Whilst doing some of the research for a course I am running, I came across an article in the Independent stating the following statistic “rates of depression and anxiety among teenagers have increased by 70% in the past 25 years” Although I work with a good awareness of emotional health, I found this a disturbing statistic. As a parent of two children in their early twenties, it highlighted to me that my own teenage years had very different challenges to those of my children’s’ teens or today’s teenagers. Indeed, life for teenagers, in our country, has changed dramatically in the last 25 years.
25 years ago, parenting was much more ‘hands off’. I, and most of my peers, (slightly longer ago than 25 years ago if truthful!) spent a great deal of time doing ‘our own thing’, playing out unsupervised, out of parental or adult contact, having to use our own initiative and developing coping strategies and survival instincts as we went.
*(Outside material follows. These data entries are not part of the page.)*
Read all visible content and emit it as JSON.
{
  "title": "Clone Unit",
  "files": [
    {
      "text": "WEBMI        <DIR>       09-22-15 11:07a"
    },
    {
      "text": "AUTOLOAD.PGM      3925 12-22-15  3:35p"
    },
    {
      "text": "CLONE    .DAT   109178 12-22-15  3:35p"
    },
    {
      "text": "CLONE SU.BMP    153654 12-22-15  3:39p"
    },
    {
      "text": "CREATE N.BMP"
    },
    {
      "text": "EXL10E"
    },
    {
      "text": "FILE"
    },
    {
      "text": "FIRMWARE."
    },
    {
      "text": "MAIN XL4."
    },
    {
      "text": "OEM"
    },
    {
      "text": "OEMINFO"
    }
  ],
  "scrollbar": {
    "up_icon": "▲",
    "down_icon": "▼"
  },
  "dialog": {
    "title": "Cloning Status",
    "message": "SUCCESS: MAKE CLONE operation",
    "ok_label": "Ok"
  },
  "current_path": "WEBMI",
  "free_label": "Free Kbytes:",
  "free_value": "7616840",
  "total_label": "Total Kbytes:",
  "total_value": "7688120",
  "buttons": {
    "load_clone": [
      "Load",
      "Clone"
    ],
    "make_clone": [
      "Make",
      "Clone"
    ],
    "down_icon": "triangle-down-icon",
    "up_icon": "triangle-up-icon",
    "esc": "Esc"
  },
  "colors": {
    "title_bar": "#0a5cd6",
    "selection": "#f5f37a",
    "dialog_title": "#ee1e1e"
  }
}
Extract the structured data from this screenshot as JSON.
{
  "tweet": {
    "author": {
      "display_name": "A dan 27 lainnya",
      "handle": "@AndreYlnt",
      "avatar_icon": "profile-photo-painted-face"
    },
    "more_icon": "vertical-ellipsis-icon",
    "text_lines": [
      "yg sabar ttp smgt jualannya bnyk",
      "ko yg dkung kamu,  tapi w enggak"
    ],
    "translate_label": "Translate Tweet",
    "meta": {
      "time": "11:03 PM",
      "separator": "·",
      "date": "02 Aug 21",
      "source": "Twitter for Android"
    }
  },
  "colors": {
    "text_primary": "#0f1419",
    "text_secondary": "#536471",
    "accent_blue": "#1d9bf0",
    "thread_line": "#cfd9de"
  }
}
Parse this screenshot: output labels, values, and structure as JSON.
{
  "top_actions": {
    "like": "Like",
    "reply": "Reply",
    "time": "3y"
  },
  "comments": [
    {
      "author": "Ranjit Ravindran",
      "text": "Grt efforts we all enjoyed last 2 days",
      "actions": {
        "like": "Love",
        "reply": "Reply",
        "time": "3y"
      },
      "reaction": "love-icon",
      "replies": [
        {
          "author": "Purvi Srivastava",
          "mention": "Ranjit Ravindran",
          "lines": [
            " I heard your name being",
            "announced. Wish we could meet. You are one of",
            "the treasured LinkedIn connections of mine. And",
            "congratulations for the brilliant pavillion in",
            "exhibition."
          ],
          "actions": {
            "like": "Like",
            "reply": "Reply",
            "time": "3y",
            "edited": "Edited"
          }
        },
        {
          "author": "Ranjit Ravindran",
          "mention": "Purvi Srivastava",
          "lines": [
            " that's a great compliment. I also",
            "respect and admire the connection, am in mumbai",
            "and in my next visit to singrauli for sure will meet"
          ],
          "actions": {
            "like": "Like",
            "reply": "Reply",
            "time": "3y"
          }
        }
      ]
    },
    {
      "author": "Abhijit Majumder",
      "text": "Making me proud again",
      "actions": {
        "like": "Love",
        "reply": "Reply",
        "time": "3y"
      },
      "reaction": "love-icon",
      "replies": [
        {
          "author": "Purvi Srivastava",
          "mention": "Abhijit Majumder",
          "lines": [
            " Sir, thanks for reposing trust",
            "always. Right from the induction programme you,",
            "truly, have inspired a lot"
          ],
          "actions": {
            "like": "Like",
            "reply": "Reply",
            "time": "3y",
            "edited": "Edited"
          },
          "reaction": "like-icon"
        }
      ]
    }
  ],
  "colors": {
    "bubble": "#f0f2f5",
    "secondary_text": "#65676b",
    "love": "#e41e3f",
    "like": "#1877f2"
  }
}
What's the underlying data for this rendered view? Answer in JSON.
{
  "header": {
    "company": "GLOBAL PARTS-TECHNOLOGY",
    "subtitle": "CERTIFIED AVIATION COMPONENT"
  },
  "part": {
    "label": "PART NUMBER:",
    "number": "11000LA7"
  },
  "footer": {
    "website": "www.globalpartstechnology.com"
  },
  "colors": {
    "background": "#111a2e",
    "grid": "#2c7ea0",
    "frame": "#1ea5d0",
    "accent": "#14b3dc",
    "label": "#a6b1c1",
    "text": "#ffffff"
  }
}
Today, most teens have constant supervision by an adult who probably takes responsibility for the hazard analysis, discourages risk taking, manages the time and reduces the need for individual initiative and decision making. Do teenagers consequently find decision making, hazard analysis and coping more difficult with under developed skills in these areas? As a result, do teenagers feel more pressured?
25 years ago the world was much less accessible, choices more limited and expectations much lower. Does the vast amount of choice today, in everything, feel overwhelming to our teenagers? Does the higher level of expectation creating discontent and dissatisfaction? Exam pressure was cited, in the article, as a major cause of depression and anxiety.
25 years ago, communication was far more limited and frustrating; plans couldn’t be changed at the last minute, and whether we had a fantastic day or a terrible one, the only people who knew about it were the people we were in verbal contact with. Does social media create a need for external validation, praise and approval?
Maybe our teenagers need encouraging to make their own decisions and assess risk from an earlier age?
Maybe our teenagers would feel happier if there was less pressure put upon them to succeed?
Maybe our teenagers would benefit from receiving the message that it is OK for them to just be themselves and that they don’t need to be or do X,Y and Z to be valued?